Polynomials are expressions consisting of variables and coefficients. Factoring these polynomials means expressing them as a product of their factors. This is an essential skill in algebra as it simplifies expressions and aids in solving equations reached during operation combinations like addition, subtraction, or division of fractions.

In the given exercise, the denominators are polynomials: \(6x + 12\) and \(8x + 16\). To factor these, we look for the greatest common factor (GCF) in each expression.

• For \(6x + 12\), both terms are divisible by 6, so it factors to \(6(x + 2)\).
• For \(8x + 16\), both terms are divisible by 8, so it factors to \(8(x + 2)\).

By factoring these denominators, we find common terms, which simplifies finding the Least Common Denominator (LCD) in the next steps.

The Least Common Denominator is the smallest multiple that is a common denominator of a set of fractions. It helps transform each fraction so that their denominators are identical, which is crucial for addition or subtraction of fractions.

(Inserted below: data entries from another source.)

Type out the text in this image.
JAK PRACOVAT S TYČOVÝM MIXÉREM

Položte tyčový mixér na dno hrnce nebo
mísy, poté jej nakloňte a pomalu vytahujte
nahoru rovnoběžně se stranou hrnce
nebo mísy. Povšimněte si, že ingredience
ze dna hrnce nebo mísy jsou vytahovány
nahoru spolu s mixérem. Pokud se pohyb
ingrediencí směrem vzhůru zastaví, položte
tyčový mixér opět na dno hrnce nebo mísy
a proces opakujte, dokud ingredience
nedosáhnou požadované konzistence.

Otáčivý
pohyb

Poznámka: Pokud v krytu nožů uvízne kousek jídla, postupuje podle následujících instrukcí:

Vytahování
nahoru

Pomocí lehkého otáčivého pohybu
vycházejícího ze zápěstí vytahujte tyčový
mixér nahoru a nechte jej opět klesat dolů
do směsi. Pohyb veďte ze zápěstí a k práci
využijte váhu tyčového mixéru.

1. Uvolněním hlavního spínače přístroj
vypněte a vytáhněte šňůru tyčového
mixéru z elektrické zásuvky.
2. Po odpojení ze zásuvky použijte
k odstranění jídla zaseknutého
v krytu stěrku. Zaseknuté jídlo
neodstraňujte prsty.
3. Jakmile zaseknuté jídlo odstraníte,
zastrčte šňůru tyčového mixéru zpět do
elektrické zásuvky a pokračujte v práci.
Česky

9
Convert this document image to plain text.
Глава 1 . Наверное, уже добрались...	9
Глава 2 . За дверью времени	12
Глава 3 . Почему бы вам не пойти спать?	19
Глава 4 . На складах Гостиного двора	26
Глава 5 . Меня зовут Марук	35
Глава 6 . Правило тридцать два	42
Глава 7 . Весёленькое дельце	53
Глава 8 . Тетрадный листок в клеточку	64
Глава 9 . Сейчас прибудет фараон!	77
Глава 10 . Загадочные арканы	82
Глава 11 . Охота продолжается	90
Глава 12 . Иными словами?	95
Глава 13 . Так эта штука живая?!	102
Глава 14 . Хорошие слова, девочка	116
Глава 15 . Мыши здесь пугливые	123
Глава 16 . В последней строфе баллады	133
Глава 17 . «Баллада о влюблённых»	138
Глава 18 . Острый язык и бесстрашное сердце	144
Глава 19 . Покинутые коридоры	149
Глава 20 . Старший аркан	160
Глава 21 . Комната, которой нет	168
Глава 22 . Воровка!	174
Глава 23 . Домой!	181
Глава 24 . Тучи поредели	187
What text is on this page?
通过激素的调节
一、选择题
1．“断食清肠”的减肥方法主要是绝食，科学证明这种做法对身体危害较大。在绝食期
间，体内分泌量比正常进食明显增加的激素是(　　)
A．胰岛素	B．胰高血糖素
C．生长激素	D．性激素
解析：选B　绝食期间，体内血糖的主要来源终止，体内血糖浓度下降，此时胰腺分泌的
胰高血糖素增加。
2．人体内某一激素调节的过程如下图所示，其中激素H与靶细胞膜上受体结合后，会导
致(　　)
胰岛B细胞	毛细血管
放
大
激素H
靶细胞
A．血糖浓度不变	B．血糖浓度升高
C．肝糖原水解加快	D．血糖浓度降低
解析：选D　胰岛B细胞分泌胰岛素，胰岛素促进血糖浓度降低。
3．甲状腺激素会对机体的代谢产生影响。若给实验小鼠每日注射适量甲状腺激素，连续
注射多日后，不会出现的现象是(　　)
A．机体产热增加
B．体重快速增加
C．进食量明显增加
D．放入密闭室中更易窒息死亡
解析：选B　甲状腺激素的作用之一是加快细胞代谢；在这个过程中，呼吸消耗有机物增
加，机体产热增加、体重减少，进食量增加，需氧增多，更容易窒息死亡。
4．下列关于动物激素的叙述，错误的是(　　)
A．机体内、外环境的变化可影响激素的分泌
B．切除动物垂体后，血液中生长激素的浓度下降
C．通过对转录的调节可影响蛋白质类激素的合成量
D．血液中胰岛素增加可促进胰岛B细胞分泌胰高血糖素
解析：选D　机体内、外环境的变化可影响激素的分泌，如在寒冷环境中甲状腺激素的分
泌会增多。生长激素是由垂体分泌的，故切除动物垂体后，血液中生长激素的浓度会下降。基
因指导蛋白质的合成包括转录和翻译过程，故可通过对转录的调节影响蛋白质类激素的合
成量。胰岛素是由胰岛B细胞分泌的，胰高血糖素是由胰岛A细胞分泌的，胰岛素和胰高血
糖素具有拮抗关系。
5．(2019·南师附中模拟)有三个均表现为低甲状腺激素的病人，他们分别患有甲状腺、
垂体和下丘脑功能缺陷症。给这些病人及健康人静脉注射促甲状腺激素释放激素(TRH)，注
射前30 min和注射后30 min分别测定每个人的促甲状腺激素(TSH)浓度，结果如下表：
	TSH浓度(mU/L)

In this problem, we found the LCD of the two fractions \(\frac{2x+1}{6(x+2)}\) and \(\frac{3x-4}{8(x+2)}\). The denominators \(6(x + 2)\) and \(8(x + 2)\) share the factor \((x + 2)\). By finding the least common multiple of the coefficients 6 and 8, which is 24, we determine the LCD to be \(24(x + 2)\).

• Multiply both the numerator and denominator of \(\frac{2x+1}{6(x+2)}\) by 4 because \(6 \times 4 = 24\).
• Multiply both the numerator and denominator of \(\frac{3x-4}{8(x+2)}\) by 3 because \(8 \times 3 = 24\).

This results in both fractions having the same denominator, \(24(x + 2)\), making them compatible for subtraction.

Simplifying expressions involves reducing them to their most basic form without changing their value. It helps in making complex algebraic expressions more manageable.

After rewriting the fractions with the common denominator, we subtract their numerators: \(4(2x + 1) - 3(3x - 4)\). You expand the terms in the parentheses:

• \(4(2x + 1)\) becomes \(8x + 4\).
• \(3(3x - 4)\) becomes \(9x - 12\).

Perform the subtraction: \(8x + 4 - 9x + 12\). Simplify by combining like terms which gives \(-x + 16\).

Finally, the expression \(\frac{-x + 16}{24(x + 2)}\) is in its simplest form, as the numerator \(-x + 16\) and the denominator \(24(x + 2)\) do not share any further common factors. Simplifying expressions not only makes them cleaner but also easier to interpret and utilize for further mathematical operations.